The Regenstrief EXtraction Tool (REX) was used to extract pancreatic cyst patient data from medical text files from Indiana University Health. The system was assessed periodically by direct sampling and review of medical records. Results were compared with the standard reference.

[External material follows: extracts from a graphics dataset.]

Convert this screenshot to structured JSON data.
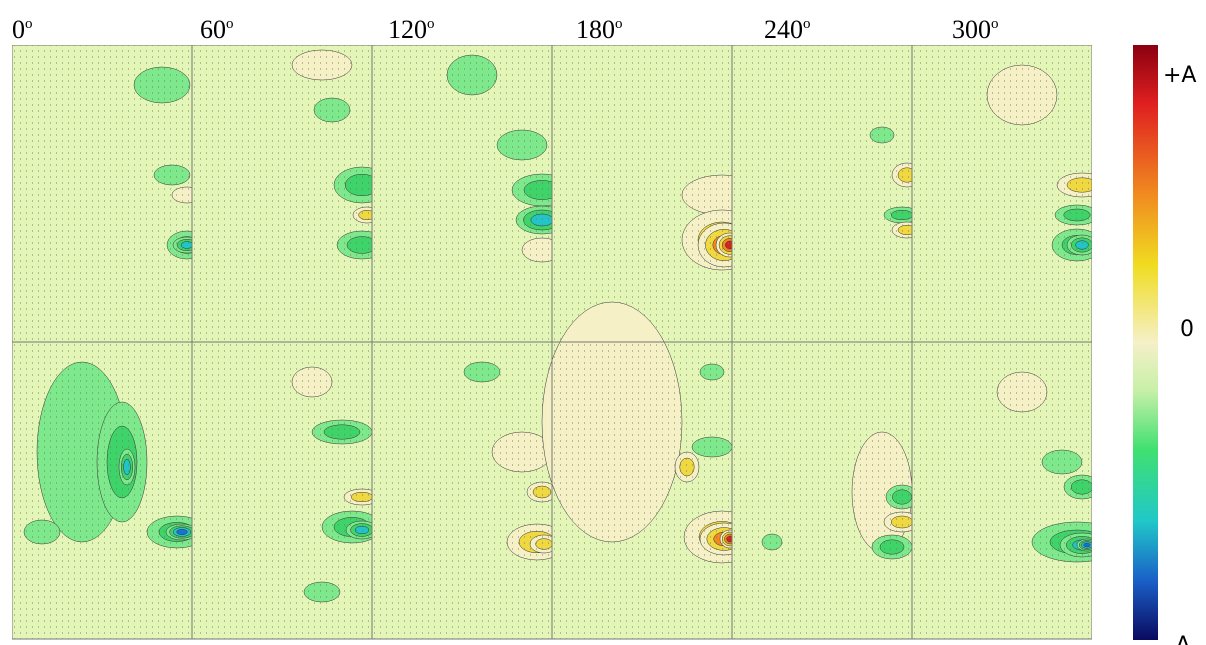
{
  "columns": [
    {
      "angle": "0",
      "unit": "o"
    },
    {
      "angle": "60",
      "unit": "o"
    },
    {
      "angle": "120",
      "unit": "o"
    },
    {
      "angle": "180",
      "unit": "o"
    },
    {
      "angle": "240",
      "unit": "o"
    },
    {
      "angle": "300",
      "unit": "o"
    }
  ],
  "colorbar": {
    "top": "+A",
    "middle": "0",
    "bottom": "-A"
  }
}
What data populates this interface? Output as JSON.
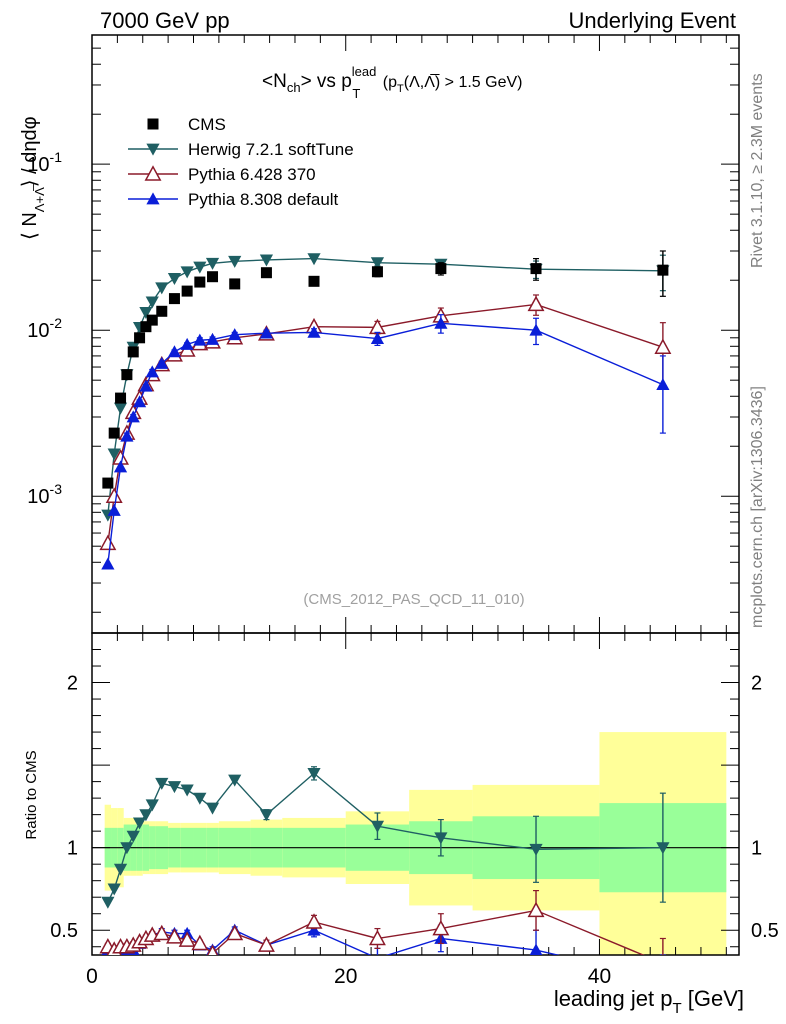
{
  "header": {
    "left": "7000 GeV pp",
    "right": "Underlying Event"
  },
  "side_labels": {
    "rivet": "Rivet 3.1.10, ≥ 2.3M events",
    "mcplots": "mcplots.cern.ch [arXiv:1306.3436]"
  },
  "analysis_tag": "(CMS_2012_PAS_QCD_11_010)",
  "main_title": {
    "prefix": "<N",
    "prefix_sub": "ch",
    "mid": "> vs p",
    "p_sup": "lead",
    "p_sub": "T",
    "paren_open": " (p",
    "paren_sub": "T",
    "paren_rest": "(Λ,Λ̅) > 1.5 GeV)"
  },
  "ylabel_main": {
    "open": "⟨ N",
    "sub": "Λ+Λ̅",
    "close": "⟩ / dηdφ"
  },
  "ylabel_ratio": "Ratio to CMS",
  "xlabel": {
    "text": "leading jet p",
    "sub": "T",
    "unit": " [GeV]"
  },
  "colors": {
    "cms": "#000000",
    "herwig": "#1f5f63",
    "pythia6": "#8b1a2a",
    "pythia8": "#0a1ed8",
    "band_inner": "#99ff99",
    "band_outer": "#ffff99",
    "tag": "#a0a0a0",
    "side": "#808080"
  },
  "chart_data": {
    "type": "scatter",
    "x_range": [
      0,
      51
    ],
    "x_ticks": [
      0,
      20,
      40
    ],
    "x_tick_labels": [
      "0",
      "20",
      "40"
    ],
    "main": {
      "yscale": "log",
      "y_range": [
        0.00015,
        0.6
      ],
      "y_ticks": [
        0.001,
        0.01,
        0.1
      ],
      "y_tick_labels": [
        "10^-3",
        "10^-2",
        "10^-1"
      ]
    },
    "ratio": {
      "y_range": [
        0.35,
        2.3
      ],
      "y_ticks": [
        0.5,
        1,
        2
      ],
      "y_tick_labels": [
        "0.5",
        "1",
        "2"
      ]
    },
    "legend": {
      "placement": "top-left",
      "entries": [
        {
          "key": "cms",
          "label": "CMS",
          "marker": "square-filled"
        },
        {
          "key": "herwig",
          "label": "Herwig 7.2.1 softTune",
          "marker": "triangle-down-filled"
        },
        {
          "key": "pythia6",
          "label": "Pythia 6.428 370",
          "marker": "triangle-up-open"
        },
        {
          "key": "pythia8",
          "label": "Pythia 8.308 default",
          "marker": "triangle-up-filled"
        }
      ]
    },
    "x": [
      1.25,
      1.75,
      2.25,
      2.75,
      3.25,
      3.75,
      4.25,
      4.75,
      5.5,
      6.5,
      7.5,
      8.5,
      9.5,
      11.25,
      13.75,
      17.5,
      22.5,
      27.5,
      35,
      45
    ],
    "series": [
      {
        "key": "cms",
        "name": "CMS",
        "values": [
          0.0012,
          0.0024,
          0.0039,
          0.0054,
          0.0074,
          0.009,
          0.0105,
          0.0115,
          0.013,
          0.0155,
          0.0172,
          0.0195,
          0.021,
          0.019,
          0.0222,
          0.0197,
          0.0225,
          0.0235,
          0.0235,
          0.023
        ],
        "errors": [
          5e-05,
          0.0001,
          0.0001,
          0.0002,
          0.0002,
          0.0003,
          0.0003,
          0.0004,
          0.0004,
          0.0005,
          0.0006,
          0.0007,
          0.0008,
          0.0008,
          0.0009,
          0.0009,
          0.0015,
          0.002,
          0.0035,
          0.007
        ]
      },
      {
        "key": "herwig",
        "name": "Herwig 7.2.1 softTune",
        "values": [
          0.00077,
          0.0018,
          0.0034,
          0.0054,
          0.0079,
          0.0104,
          0.0128,
          0.0148,
          0.018,
          0.0205,
          0.0225,
          0.024,
          0.0253,
          0.026,
          0.0265,
          0.027,
          0.0255,
          0.025,
          0.0233,
          0.0228
        ],
        "errors": [
          0,
          0,
          0,
          0,
          0,
          0,
          0,
          0,
          0,
          0,
          0,
          0,
          0,
          0,
          0,
          0,
          0.0011,
          0.0015,
          0.0028,
          0.0055
        ]
      },
      {
        "key": "pythia6",
        "name": "Pythia 6.428 370",
        "values": [
          0.00052,
          0.001,
          0.0017,
          0.0024,
          0.0032,
          0.0039,
          0.0047,
          0.0054,
          0.0062,
          0.0071,
          0.0076,
          0.0083,
          0.0085,
          0.009,
          0.0095,
          0.0105,
          0.0104,
          0.0122,
          0.0143,
          0.0079
        ],
        "errors": [
          0,
          0,
          0,
          0.0001,
          0.0001,
          0.0001,
          0.0001,
          0.0002,
          0.0002,
          0.0002,
          0.0002,
          0.0003,
          0.0003,
          0.0003,
          0.0004,
          0.0005,
          0.0009,
          0.0014,
          0.002,
          0.0032
        ]
      },
      {
        "key": "pythia8",
        "name": "Pythia 8.308 default",
        "values": [
          0.00039,
          0.00082,
          0.0015,
          0.0023,
          0.003,
          0.0037,
          0.0046,
          0.0056,
          0.0063,
          0.0074,
          0.0082,
          0.0087,
          0.0088,
          0.0094,
          0.0096,
          0.0097,
          0.0089,
          0.011,
          0.01,
          0.0047
        ],
        "errors": [
          0,
          0,
          0,
          0.0001,
          0.0001,
          0.0001,
          0.0001,
          0.0002,
          0.0002,
          0.0002,
          0.0002,
          0.0003,
          0.0003,
          0.0003,
          0.0004,
          0.0005,
          0.0008,
          0.0014,
          0.0018,
          0.0023
        ]
      }
    ],
    "ratio_series": [
      {
        "key": "herwig",
        "values": [
          0.67,
          0.75,
          0.87,
          1.0,
          1.07,
          1.15,
          1.2,
          1.26,
          1.39,
          1.37,
          1.35,
          1.3,
          1.24,
          1.41,
          1.2,
          1.45,
          1.13,
          1.06,
          0.99,
          1.0
        ],
        "errors": [
          0,
          0,
          0,
          0,
          0,
          0,
          0,
          0,
          0,
          0,
          0,
          0,
          0,
          0,
          0.03,
          0.04,
          0.08,
          0.11,
          0.2,
          0.33
        ]
      },
      {
        "key": "pythia6",
        "values": [
          0.4,
          0.38,
          0.4,
          0.4,
          0.41,
          0.43,
          0.45,
          0.47,
          0.48,
          0.46,
          0.44,
          0.42,
          0.36,
          0.48,
          0.41,
          0.55,
          0.45,
          0.51,
          0.62,
          0.3
        ],
        "errors": [
          0.02,
          0.02,
          0.02,
          0.02,
          0.02,
          0.02,
          0.02,
          0.02,
          0.02,
          0.02,
          0.02,
          0.02,
          0.02,
          0.02,
          0.03,
          0.04,
          0.06,
          0.09,
          0.12,
          0.15
        ]
      },
      {
        "key": "pythia8",
        "values": [
          0.38,
          0.36,
          0.37,
          0.38,
          0.38,
          0.42,
          0.45,
          0.47,
          0.49,
          0.48,
          0.48,
          0.41,
          0.38,
          0.5,
          0.41,
          0.5,
          0.33,
          0.45,
          0.38,
          0.2
        ],
        "errors": [
          0.02,
          0.02,
          0.02,
          0.02,
          0.02,
          0.02,
          0.02,
          0.02,
          0.02,
          0.02,
          0.02,
          0.02,
          0.02,
          0.02,
          0.03,
          0.04,
          0.06,
          0.08,
          0.12,
          0.15
        ]
      }
    ],
    "bands": {
      "x_edges": [
        1,
        1.5,
        2,
        2.5,
        3,
        3.5,
        4,
        4.5,
        5,
        6,
        7,
        8,
        9,
        10,
        12.5,
        15,
        20,
        25,
        30,
        40,
        50
      ],
      "inner_lo": [
        0.88,
        0.88,
        0.88,
        0.86,
        0.86,
        0.86,
        0.86,
        0.87,
        0.87,
        0.88,
        0.88,
        0.88,
        0.88,
        0.88,
        0.88,
        0.88,
        0.86,
        0.84,
        0.81,
        0.73
      ],
      "inner_hi": [
        1.12,
        1.12,
        1.12,
        1.14,
        1.14,
        1.14,
        1.14,
        1.13,
        1.13,
        1.12,
        1.12,
        1.12,
        1.12,
        1.12,
        1.12,
        1.12,
        1.14,
        1.16,
        1.19,
        1.27
      ],
      "outer_lo": [
        0.74,
        0.76,
        0.76,
        0.83,
        0.83,
        0.83,
        0.84,
        0.84,
        0.84,
        0.85,
        0.85,
        0.85,
        0.85,
        0.84,
        0.83,
        0.82,
        0.78,
        0.65,
        0.62,
        0.3
      ],
      "outer_hi": [
        1.26,
        1.24,
        1.24,
        1.18,
        1.18,
        1.17,
        1.16,
        1.16,
        1.16,
        1.15,
        1.15,
        1.15,
        1.15,
        1.16,
        1.17,
        1.18,
        1.22,
        1.35,
        1.38,
        1.7
      ]
    }
  }
}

Natural language processing detected 5694 unique patients with pancreas cysts, in 215 of whom surgical pathology had confirmed IPMN. The NLP software identified all but seven patients present in the surgical database and identified an additional 37 IPMN patients not previously included in the surgical database. Using the standard reference, the sensitivity of the NLP program was 97.5% (95% confidence interval [CI] 94.8-98.9%) and its positive predictive value was 95.5% (95% CI 92.3-97.5%).
Natural language processing is a reliable and accurate method for identifying selected patient cohorts and may facilitate the identification and follow-up of patients with IPMN.
医学自然语言处理 (NLP) 系统已被开发用于识别、提取和编码临床叙述文本中的信息。然而,NLP 在临床研究和患者护理中的作用仍然有限。胰腺囊肿很常见。一些胰腺囊肿,如导管内乳头状黏液性肿瘤 (IPMN),具有恶性潜能,需要进行长时间的监测。我们试图开发一种新的 NLP 系统,可以在我们的临床网络中应用,为 IPMN 患者建立一个功能性登记处。
本研究旨在验证我们的新型 NLP 系统在识别经病理证实的 IPMN 手术患者方面的准确性,与我们现有的手动创建的手术数据库(标准参考)进行比较。
使用 Regenstrief EXtraction Tool (REX) 从印第安纳大学健康分校的医学文本文件中提取胰腺囊肿患者数据。该系统通过直接抽样和审查病历定期进行评估。结果与标准参考进行比较。
自然语言处理检测到 5694 名患有胰腺囊肿的独特患者,其中 215 名患者的手术病理证实为 IPMN。NLP 软件识别了除了在手术数据库中的七名患者之外的所有患者,并识别了另外 37 名以前未包含在手术数据库中的 IPMN 患者。使用标准参考,NLP 程序的灵敏度为 97.5%(95%置信区间 [CI] 94.8-98.9%),阳性预测值为 95.5%(95% CI 92.3-97.5%)。
自然语言处理是一种可靠且准确的方法,可用于识别选定的患者队列,并可能有助于识别和随访 IPMN 患者。